[PATCH] D77448: [PowerPC] Canonicalize shuffles to match more single-instruction masks on LE

Mon Jun 8 19:55:48 PDT 2020

nemanjai marked 5 inline comments as done.
nemanjai added inline comments.

================
Comment at: llvm/lib/Target/PowerPC/PPCISelLowering.cpp:9617
+      // the base pointer.
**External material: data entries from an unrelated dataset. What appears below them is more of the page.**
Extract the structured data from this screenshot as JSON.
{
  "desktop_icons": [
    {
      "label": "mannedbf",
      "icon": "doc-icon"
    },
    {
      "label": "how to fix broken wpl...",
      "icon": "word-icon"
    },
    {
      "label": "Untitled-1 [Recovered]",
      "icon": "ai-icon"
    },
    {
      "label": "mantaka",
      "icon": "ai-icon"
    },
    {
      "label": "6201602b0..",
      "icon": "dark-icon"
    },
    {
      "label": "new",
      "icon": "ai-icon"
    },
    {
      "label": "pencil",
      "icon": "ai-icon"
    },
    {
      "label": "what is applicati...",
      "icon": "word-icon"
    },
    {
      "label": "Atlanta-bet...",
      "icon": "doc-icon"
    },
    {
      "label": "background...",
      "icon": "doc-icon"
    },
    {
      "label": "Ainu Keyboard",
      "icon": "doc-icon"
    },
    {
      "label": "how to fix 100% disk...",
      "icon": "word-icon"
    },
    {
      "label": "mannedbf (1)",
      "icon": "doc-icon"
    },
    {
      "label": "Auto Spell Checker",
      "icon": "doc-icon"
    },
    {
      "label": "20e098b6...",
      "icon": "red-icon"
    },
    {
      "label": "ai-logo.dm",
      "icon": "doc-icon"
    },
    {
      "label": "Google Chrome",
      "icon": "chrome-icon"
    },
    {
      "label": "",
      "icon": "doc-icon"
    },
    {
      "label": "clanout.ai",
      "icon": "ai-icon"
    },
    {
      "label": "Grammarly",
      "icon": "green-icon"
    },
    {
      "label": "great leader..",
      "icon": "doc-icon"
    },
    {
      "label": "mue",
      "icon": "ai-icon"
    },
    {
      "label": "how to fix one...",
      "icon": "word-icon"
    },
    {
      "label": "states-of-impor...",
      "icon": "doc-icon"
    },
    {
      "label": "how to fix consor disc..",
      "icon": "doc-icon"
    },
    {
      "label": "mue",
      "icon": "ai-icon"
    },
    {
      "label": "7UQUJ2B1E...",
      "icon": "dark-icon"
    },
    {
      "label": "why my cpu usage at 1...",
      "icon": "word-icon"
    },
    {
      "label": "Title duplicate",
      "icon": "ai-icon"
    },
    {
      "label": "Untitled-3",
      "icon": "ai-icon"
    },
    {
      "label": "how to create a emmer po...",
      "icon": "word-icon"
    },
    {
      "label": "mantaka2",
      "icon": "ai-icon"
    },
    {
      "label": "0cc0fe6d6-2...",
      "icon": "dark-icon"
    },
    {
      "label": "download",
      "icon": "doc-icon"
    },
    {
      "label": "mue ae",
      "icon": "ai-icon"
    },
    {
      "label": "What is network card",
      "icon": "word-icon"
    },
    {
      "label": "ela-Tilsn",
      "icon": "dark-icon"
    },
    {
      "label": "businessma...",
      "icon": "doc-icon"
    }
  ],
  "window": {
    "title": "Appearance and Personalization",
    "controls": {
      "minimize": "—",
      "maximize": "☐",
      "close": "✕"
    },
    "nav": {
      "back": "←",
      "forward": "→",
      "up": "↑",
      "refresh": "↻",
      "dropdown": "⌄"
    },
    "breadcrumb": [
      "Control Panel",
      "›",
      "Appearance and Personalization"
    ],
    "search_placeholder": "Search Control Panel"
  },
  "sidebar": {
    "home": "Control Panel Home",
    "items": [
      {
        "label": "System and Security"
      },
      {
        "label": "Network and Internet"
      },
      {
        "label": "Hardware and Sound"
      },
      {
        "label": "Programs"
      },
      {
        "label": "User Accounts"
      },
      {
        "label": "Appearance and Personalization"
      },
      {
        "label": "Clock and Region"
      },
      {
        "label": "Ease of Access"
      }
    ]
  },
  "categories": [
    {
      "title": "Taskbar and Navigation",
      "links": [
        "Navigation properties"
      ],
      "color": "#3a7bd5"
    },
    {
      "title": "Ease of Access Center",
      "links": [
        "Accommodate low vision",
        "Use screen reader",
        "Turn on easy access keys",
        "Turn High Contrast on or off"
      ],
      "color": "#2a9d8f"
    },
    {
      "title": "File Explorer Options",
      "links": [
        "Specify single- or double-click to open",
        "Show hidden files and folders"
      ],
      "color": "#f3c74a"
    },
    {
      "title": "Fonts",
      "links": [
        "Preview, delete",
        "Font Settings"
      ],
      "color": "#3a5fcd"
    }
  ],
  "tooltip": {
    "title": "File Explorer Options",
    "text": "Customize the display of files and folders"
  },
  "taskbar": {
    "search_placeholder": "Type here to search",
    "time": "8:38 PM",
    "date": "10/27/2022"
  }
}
This happens with (splat (s_to_v_permuted (ld))).
+      if (LD->getMemoryVT().getSizeInBits() <= (IsFourByte ? 32 : 64))
+        Offset = 0;
----------------
RolandF wrote:
> I don't think it is safe to use a load and splat for a smaller than word sized load.  The larger load might now cross a page boundary.
I think this code is a bit confusing because of the `<=`. I actually don't really know why I used `<=` rather than `==` since the memory value type can never be narrower than the splat width since we are checking for normal (unindexed, non-extending) loads.

================
Comment at: llvm/lib/Target/PowerPC/PPCISelLowering.cpp:14037
+  // Find first non-undef input.
+  for (int i = 0, e = Op.getNumOperands(); i < e; i++) {
+    FirstOp = Op.getOperand(i);
----------------
steven.zhang wrote:
> lei wrote:
> > Can this and the for-loop below be a range based for-loop?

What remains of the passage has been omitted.